バーボンを少しずつやりながら、マスターと談笑していると、店の片隅のテーブル席に若い女がいるのに気づいた。客ではあるようだ。ただ、格好があまりにも清楚で、この店に似つかわしくなく、そのため、その若い女が目立って見えた。
「マスター、あの人はいつ頃からいるんだい?」
「ん? ああ、二時間くらい前からかな、結構早いペースで飲んでるみたいだけど、全然様子が変わらないな、相当強いんだろう」
そうマスターが言ったのを聞いて、興味を持った男は、その清楚な女性に話しかけてみることにした。
「こんばんは、かなり長い時間雨宿りされてるようですね」
男は気さくな風に、清楚な女性に話しかけた。そうすると、
「ええ、よく降っているところに、このお店を見つけたんですよ。雨宿りにちょうどよくて助かりましたわ」
笑顔を交えた返事がその女性から返ってきた。男に悪い印象は持たなかったようである。
「そうでしたか、それはお困りでしょう」
清楚な女性に話しかけながら男は「相席していいですか?」とさりげなく訊き、女性の了承を得ると、テーブル越しにある女性の前の席に座った。そして、しばらく色々な話を交えながら、男は女性と打ち解けていった。
「ところで、あなたはお酒が非常に強いんですね」
男は女性といい酔い加減で話していたが、女性は相変わらず、ほんのりとした様子もなく、相変わらずの清楚さである。
「いえ、私は本当は全然呑めないんですよ」
女性の返事に男は一瞬きょとんとした。
「いやいや何をおっしゃいます、さっきから相当な量をお呑みですよ」
気を取り直して、笑いながら女性に訊くと、
「私が呑めているのは、これをあらかじめ飲んでいたからなんです」
と、ある物を取り出しながら女性は返答をした。
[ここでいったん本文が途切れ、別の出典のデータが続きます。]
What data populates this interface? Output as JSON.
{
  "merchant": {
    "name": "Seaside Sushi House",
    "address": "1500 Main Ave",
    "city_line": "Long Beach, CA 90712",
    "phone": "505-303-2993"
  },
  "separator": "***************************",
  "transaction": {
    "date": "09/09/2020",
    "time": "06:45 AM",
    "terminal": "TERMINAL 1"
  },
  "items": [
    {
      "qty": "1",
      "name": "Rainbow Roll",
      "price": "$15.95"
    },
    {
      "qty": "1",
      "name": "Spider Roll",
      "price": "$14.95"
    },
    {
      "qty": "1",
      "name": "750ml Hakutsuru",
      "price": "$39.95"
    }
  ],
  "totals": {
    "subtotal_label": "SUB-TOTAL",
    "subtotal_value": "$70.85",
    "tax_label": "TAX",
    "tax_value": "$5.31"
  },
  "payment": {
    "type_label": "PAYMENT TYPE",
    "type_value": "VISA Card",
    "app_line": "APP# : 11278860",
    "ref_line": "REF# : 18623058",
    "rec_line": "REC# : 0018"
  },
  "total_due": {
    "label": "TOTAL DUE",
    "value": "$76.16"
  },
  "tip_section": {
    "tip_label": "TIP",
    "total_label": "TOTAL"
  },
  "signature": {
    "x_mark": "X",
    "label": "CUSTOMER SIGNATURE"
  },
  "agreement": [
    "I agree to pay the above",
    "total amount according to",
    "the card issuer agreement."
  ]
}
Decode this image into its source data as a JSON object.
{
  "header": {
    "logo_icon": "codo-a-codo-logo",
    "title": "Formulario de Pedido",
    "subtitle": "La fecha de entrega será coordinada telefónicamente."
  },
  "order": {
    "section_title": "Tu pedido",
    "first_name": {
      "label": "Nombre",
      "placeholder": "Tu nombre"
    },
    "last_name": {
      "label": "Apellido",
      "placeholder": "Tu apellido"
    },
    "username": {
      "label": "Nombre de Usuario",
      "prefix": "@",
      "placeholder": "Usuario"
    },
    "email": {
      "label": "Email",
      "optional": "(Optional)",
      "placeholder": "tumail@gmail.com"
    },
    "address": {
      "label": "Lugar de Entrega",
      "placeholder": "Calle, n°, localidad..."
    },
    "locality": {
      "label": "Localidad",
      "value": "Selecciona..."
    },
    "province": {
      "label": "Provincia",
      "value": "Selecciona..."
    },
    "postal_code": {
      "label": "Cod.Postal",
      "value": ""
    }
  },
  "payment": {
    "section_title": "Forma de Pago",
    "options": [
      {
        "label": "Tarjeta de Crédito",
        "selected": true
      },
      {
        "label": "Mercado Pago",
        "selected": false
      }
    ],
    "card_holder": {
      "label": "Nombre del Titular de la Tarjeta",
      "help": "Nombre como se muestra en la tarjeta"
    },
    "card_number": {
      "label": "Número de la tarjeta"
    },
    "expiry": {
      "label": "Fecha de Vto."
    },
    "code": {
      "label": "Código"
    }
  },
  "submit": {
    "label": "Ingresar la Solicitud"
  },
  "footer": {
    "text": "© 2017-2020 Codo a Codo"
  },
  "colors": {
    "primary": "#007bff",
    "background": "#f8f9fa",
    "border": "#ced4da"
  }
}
それは小さな白い錠剤だった。
「実は、雨にこの時間に合うのも、ここでお酒を飲むのも、そしてあなたとお話するのも予定通りでした」
女性は言葉を続けたが、男には勿論何を言っているのか理解ができない。
「わけが分かりませんよ、どういうことです?」
女性は「ふふっ」と笑い、
「私は時間旅行中なんです、普段呑めないお酒を楽しみ、あなたとの話をこの時代のこの時で楽しみに来ました。あなたが何を話してくれるのか楽しみにしていたんですよ」
そう、男を柔らかく包み込むように言った。男は呆然としていて、酔いもかなり回っていた。
「そろそろ止む頃ですね、では私はこれで失礼致します。あなたと呑めて楽しかった」
外の雨が止み始めたのを確認すると、清楚な女性はマスターに、お金を払い店から出ようとしたが、何かを思い出し男の所へ戻ってこうささやいた。
「いい忘れていましたが、雨が止んでも1時間はこのお店にいて下さいね。もっとも、あなたはこれから1時間半眠ることになりますが……」
そう言い残すと女性は店を出た。
「何だったんだいったい……」
男の意識はなくなっていく……。
「起きたかい?」
男は酒に潰れて意識を失ったあと、女性が言い残した通り、丁度1時間半眠った。
「ああ、狐につままれた気分だよ」
「そうかい、でも運がよかったよ。いやね、この近くでさっき通り魔が出たらしくてね、かなりの人が斬られたらしいよ。酔い潰れててよかったよ」
マスターの言ったことに、男はゾッとした。
(何もかもあの女性が言ったことは本当なのかも……)
そう考えていた。
後日、男はある女性と知り合い、結婚することになる。その女性の笑顔は、店で話をした、清楚な女性とよく似ていた。